In some situations, you can get rid of your student loans altogether, which is referred to as student loan "forgiveness," "cancellation," or "discharge." You must meet very specific criteria. Sometimes, you can cancel part of the loan but not the entire loan.

The circumstances in which you might be able to cancel your student loan include:

  • You attended or were enrolled in a school that closed while you were there, before you started classes, or within a certain time frame afterward.
  • Your school refused to refund you money that it owed to you because you didn't attend the school or withdrew.
  • Your school didn't make sure that you were qualified to attend the program, called "false certification."
  • You work in certain occupations after graduation, like teaching or some public service jobs.
  • You're unable to work because of an illness or injury—a total and permanent disability—that's expected to continue for five or more years or result in your death.
  • If the person owing the loan dies, the loan obligation ends.

Discharging Student Loans in Bankruptcy To Get Out of Student Loans

Generally, it's been very difficult to discharge student loans in bankruptcy. You must demonstrate that it would be an undue hardship for you to pay them, and courts have historically been reluctant to find that debtors meet this standard.

In 2022, the Biden administration introduced a new student loan bankruptcy policy to make it easier for borrowers to discharge their student loan debts in bankruptcy. Student loan borrowers have to fill out a lengthy form, explaining their financial struggles and making their case for a discharge.

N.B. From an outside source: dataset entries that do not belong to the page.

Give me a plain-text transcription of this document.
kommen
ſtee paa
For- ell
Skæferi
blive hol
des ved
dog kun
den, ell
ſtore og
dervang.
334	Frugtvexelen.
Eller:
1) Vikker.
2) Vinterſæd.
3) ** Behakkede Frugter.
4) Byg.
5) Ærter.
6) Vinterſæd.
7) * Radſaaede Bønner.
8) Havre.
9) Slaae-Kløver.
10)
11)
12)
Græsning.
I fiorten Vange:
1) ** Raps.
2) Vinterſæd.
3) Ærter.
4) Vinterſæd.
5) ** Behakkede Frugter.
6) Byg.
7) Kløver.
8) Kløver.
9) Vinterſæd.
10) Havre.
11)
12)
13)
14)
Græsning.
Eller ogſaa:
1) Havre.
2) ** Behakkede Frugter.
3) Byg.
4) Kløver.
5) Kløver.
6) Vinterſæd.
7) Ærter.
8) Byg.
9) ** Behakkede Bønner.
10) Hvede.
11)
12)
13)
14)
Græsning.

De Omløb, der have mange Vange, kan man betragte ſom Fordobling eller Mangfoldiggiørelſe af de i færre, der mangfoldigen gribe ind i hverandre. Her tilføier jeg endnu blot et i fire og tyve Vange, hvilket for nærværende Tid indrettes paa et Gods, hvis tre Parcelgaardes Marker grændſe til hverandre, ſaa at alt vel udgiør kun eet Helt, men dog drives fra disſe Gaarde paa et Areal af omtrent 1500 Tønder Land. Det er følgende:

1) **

The Justice Department, along with the Department of Education, reviews the information provided, applies the factors that courts consider relevant to the undue-hardship inquiry, and then determine whether to recommend that the bankruptcy judge discharge the borrower's student loan debt.

Getting Help With Your Federal Student Loans

To learn more about options for federal student loans, visit the U.S. Department of Education's Federal Student Aid website. You can also call your loan servicer. If you have a Federal Perkins Loan, contact your school.

To get assistance in dealing with your servicer or to get help understanding the different repayment, deferment, forbearance, and forgiveness options for federal student loans, consider consulting with a student loan attorney or debt negotiation attorney who deals with student loans.